La campagne présidentielle de 2016 marque une rupture dans l’histoire politique américaine. De nouveaux thèmes abordés, de nouvelles manières de s’exprimer, des stratégies de ruptures inédites signent la fin d’un cycle historique, la fin de problématiques dont seuls les Américains se saisissaient. A droite comme à gauche, cette campagne aura été marquée par la peur, le repli et la colère. Il ne reste plus que des budgets faramineux dépensés dans cette campagne pour trouver encore une différence entre l’Europe et l’Amérique. Le « client-électeur » formule des demandes auxquelles les élites, « l’establishment » des partis ne répondent plus. Ce « divorce » avec les élites explique le succès de Donald Trump et aussi, en partie, celui de Bernie Sanders. Désormais, parce que les nombreux défis posés à l’Amérique ressemblent à ceux qu’affrontent les Européens, il était inévitable que les réponses proposées par les candidats soient similaires. Cette campagne possède plusieurs caractéristiques :
Une campagne de peur : peur du déclassement, peur de la paupérisation de la part d’une classe moyenne dont l’ascension sociale, pour la première fois depuis la création des Etats-Unis, semble moins assurée que le passé.
Une campagne de repli, ensuite : le messianisme des Pères fondateurs a disparu des discours des candidats à la présidentielle qui distillent des valeurs qui ne font plus écho qu’en Occident, actant de fait le relativisme culturel et moral qui le frappe.

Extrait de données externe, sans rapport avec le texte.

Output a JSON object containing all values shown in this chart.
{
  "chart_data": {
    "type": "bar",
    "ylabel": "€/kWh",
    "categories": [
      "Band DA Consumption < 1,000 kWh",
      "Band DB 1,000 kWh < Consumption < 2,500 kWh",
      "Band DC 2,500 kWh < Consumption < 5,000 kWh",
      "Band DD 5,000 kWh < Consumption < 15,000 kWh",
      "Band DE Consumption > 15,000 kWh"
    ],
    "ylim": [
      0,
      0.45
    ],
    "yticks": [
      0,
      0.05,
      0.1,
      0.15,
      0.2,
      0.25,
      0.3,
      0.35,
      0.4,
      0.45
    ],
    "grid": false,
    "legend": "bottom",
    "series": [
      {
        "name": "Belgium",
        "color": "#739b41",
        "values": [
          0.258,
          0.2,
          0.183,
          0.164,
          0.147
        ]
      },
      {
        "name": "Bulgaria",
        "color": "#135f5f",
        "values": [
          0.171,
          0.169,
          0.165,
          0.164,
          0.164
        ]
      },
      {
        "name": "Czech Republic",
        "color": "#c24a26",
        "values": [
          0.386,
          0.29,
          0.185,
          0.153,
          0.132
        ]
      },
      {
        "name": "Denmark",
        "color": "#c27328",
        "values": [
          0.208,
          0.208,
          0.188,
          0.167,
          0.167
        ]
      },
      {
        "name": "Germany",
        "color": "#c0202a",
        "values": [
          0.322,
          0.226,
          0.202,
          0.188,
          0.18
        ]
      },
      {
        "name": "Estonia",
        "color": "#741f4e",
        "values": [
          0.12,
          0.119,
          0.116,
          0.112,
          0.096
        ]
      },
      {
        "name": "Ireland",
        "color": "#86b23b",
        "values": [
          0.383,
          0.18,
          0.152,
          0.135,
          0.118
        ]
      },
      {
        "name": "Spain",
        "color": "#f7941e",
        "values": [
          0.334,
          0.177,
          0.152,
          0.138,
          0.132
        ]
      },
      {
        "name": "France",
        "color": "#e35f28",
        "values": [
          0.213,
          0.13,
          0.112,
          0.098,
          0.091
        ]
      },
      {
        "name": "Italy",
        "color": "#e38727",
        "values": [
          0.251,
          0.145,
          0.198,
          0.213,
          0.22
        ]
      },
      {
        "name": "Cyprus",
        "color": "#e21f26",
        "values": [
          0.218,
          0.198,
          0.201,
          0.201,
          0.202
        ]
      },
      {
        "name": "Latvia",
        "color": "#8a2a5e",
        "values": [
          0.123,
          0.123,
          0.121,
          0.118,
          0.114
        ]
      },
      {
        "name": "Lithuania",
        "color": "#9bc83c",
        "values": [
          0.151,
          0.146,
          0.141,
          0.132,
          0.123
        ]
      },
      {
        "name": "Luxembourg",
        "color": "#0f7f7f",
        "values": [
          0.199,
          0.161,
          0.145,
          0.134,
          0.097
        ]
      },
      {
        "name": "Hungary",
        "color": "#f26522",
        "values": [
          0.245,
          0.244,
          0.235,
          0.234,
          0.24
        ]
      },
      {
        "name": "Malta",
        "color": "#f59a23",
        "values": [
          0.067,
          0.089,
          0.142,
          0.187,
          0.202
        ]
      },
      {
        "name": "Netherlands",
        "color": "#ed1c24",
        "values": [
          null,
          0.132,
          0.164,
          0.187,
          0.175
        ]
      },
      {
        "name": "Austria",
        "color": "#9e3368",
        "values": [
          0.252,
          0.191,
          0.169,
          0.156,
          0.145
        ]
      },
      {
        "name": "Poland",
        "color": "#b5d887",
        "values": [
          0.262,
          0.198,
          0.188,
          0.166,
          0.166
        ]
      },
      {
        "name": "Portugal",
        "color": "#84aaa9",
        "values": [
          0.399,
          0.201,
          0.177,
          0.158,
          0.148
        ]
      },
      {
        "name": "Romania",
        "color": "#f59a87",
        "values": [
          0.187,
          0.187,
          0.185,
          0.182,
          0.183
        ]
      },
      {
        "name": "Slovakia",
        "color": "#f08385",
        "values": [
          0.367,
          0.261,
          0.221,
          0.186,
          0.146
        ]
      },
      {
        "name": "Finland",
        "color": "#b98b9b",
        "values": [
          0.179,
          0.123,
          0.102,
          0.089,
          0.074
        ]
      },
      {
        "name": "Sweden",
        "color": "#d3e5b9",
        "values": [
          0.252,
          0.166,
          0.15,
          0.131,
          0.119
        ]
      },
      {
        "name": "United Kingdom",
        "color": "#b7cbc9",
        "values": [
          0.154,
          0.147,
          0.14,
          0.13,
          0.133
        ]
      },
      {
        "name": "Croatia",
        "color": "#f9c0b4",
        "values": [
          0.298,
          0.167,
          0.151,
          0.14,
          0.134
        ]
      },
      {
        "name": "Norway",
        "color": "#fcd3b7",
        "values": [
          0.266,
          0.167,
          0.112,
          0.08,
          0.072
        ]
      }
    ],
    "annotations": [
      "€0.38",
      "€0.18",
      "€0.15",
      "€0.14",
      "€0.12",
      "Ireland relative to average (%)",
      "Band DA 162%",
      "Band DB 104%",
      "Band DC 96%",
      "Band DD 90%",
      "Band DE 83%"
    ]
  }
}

Une campagne de colère, enfin, colère principalement dirigée contre les élites. A l’exception notable d’Hillary Clinton, les trois autres prétendants à l’investiture encore en lice jusqu’au début du mois de mai 2016 – Bernie Sanders, Ted Cruz et Donald Trump – partagent la particularité d’être « hors système », en marge de « l’establishment » de leurs partis respectifs et de s’assumer comme tels. Une première en Occident. Les difficultés rencontrées par Hillary Clinton pour s’imposer à gauche proviennent du fait que les jeunes, comme on l’a vu dans le New Hampshire, les Latinos, comme on l’a constaté dans le Nevada, et plus globalement tous ceux qui se sentent en marge de la société américaine et exclus de la mondialisation, ont préféré la candidature de Bernie Sanders. Dans un contexte d’anti-intellectualisme, seule la frange des Américains éduqués, plutôt âgés, et insérés dans une mondialisation heureuse soutiennent sans réserve l’ancienne First Lady. La même opposition entre « inclus » et « exclus » de la mondialisation fractionne le paysage politique à droite.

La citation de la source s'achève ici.